Extérieur de la partie supérieure de la baie vu depuis l'intérieur d'un appartement
Date du document : 21/01/2025
Cette baie présente une mouluration romane à double rouleau. Du fait du manque d’épaulement (partie du mur qui permet de maintenir une baie), son cintre s’est légèrement brisé. Un fragment de la baguette de sertissage en plomb du vitrail qui fermait par le passé la baie a été retrouvé dans la feuillure de la baie. Cette dernière a par la suite été murée par de la maçonnerie pour ne laisser qu’une petite ouverture.

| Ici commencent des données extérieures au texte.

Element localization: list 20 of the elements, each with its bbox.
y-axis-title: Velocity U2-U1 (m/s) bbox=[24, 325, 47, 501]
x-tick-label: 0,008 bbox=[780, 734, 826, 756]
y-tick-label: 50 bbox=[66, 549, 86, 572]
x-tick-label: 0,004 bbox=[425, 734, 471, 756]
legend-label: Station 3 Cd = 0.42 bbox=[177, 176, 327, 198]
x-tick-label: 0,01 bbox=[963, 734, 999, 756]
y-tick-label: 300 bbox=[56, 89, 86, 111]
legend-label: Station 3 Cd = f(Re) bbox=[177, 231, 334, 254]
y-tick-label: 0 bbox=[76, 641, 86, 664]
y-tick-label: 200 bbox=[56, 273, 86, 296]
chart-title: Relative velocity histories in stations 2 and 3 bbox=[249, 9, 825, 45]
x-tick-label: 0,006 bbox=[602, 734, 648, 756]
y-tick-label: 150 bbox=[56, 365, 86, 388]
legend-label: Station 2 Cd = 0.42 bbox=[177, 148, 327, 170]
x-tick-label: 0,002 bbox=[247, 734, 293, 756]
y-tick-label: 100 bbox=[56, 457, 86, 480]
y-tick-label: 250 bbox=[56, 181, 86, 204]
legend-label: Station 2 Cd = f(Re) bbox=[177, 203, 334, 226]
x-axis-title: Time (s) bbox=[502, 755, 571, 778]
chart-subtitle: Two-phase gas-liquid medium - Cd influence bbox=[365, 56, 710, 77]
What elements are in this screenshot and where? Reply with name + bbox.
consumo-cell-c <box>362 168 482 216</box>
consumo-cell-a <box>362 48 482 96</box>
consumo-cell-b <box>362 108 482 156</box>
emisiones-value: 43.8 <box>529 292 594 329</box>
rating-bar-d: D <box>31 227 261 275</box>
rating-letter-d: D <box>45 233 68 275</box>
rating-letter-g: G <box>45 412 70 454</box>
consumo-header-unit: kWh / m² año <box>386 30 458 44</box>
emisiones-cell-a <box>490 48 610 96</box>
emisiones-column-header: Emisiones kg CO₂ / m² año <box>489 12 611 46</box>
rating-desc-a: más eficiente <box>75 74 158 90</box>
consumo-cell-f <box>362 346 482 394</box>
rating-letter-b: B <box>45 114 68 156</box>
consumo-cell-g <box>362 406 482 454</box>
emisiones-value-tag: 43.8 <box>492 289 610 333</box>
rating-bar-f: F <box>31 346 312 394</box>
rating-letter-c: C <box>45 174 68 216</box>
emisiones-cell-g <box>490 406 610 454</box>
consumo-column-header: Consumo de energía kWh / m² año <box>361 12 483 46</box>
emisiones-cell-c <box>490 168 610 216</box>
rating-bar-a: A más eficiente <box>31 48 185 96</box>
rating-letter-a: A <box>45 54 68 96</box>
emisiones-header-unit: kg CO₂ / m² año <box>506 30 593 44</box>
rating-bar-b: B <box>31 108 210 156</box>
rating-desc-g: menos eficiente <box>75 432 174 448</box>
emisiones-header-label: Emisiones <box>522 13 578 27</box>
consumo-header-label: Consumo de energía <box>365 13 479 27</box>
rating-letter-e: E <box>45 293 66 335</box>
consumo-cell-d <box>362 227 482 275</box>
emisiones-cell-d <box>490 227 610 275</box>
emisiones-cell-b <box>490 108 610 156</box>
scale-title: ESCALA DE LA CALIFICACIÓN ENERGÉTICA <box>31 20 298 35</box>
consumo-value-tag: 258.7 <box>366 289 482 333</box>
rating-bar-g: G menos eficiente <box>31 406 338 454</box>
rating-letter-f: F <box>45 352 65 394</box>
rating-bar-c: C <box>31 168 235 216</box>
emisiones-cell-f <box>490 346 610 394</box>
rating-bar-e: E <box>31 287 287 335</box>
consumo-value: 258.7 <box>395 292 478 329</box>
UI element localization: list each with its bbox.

L’enfeu de Pierre d’Aubigné (2)
On remarque sous cette baie, au niveau du sol, une niche creusée au 15e siècle dans le rempart gallo-romain présentant une arcade en anse de panier sculptée de fines cannelures. Il s’agit d’un enfeu, un terme utilisé du Moyen Âge au 18e siècle pour désigner un tombeau. Celui-ci est aménagé dans une cavité creusée dans le mur du bâtiment.

Enfeu de Pierre d’Aubigné
Date du document : 21/01/2025
Dans cet enfeu se trouvait le tombeau d’un écuyer nommé Pierre d’Aubigné, seigneur de Beauchène et de Doué, mort en juillet 1401 à Paris. Son corps fut déposé dans cet enfeu en mars de l’année suivante. Son tombeau était surmonté d’une lame en marbre noir sur laquelle reposait un gisant de marbre blanc en tenue de combat.

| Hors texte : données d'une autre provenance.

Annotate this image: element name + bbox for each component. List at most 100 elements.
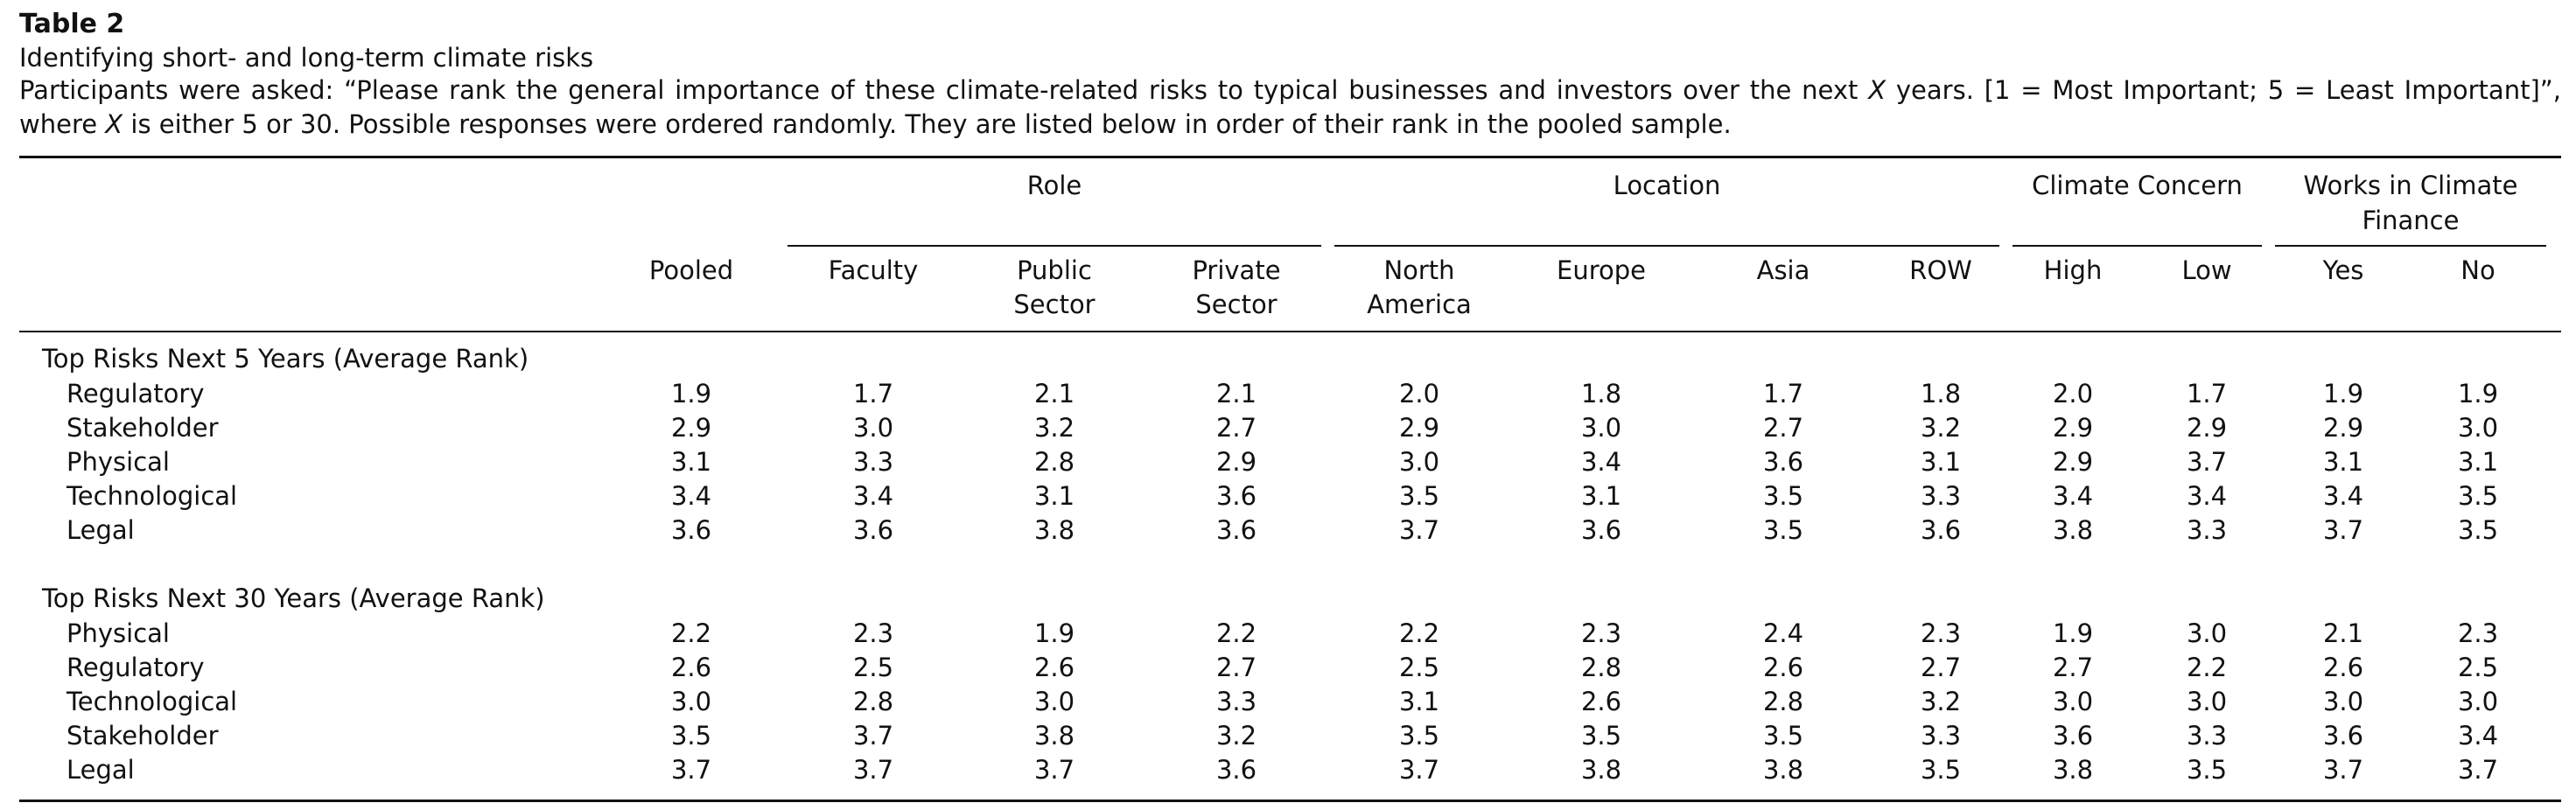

On peut observer à l’est de cet enfeu, creusé également dans le rempart, des chapelles et ouvertures très dégradées.

Dessin du tombeau de Pierre d’Aubigné
Date du document : 1695
Une baie à l’usage inconnu (3)
Au centre du mur se présente une grande baie de 8,50 mètres de hauteur et de 6 mètres de largeur, construite en tuffeau blanc, et dont l’arc plein cintre montre une fine cannelure alors que les pieds droits sont biseautés. D’après Maïlys Lallauret, cette ouverture daterait soit du 16e siècle, soit du 17e siècle. Elle a été murée en tuffeau gris avec à sa base un arc de décharge lors de la destruction partielle de l’église dans le premier tiers du 19e siècle. Nous ignorons encore aujourd’hui pour quelle raison précise cette baie a été ouverte.
La porte romane (4)
Cette porte romane à l’ouest du mur de base granitique et d’élévation en tuffeau date de la construction de l’église (13e siècle). Cette ouverture, creusée sur près de 4 mètres dans l’épaisseur du rempart, débouchait sur un petit bâtiment appelé parloir dans les textes anciens, situé au nord de ce rempart. Le parloir était composé d’une chambre pour le frère gardien et d’une salle destinée à l’accueil de la population souhaitant rendre visite aux Cordeliers. Ce bâtiment marquait l’entrée du couvent (porterie), située rue Saint-Jean.
La porte de l’orgue (5)
Cette ouverture au-dessus de la précédente a été découverte lors de la restauration de ce mur en 2005. Elle est citée dans les textes anciens comme une ouverture pour accéder à l’orgue. Elle est située au même niveau que la partie supérieure de l’enceinte du Bas-Empire sur laquelle les frères cordeliers firent construire une galerie ouverte décrite par Dubuisson-Aubenay. Elle permettait à l’organiste (et ses souffleurs) de se rendre du dortoir à cet orgue à l’abri des intempéries. Cet orgue fut acheté en 1623 par la mairie pour le couvent. Cette date pourrait correspondre à la construction de cette ouverture. Une tribune devait se trouver près de cette porte (peut-être sous la grande baie) sur laquelle était installé cet orgue qui, d’après les textes anciens, sonnait fort, et participait activement aux messes « à chants » que scandaient les frères cordeliers depuis le chœur.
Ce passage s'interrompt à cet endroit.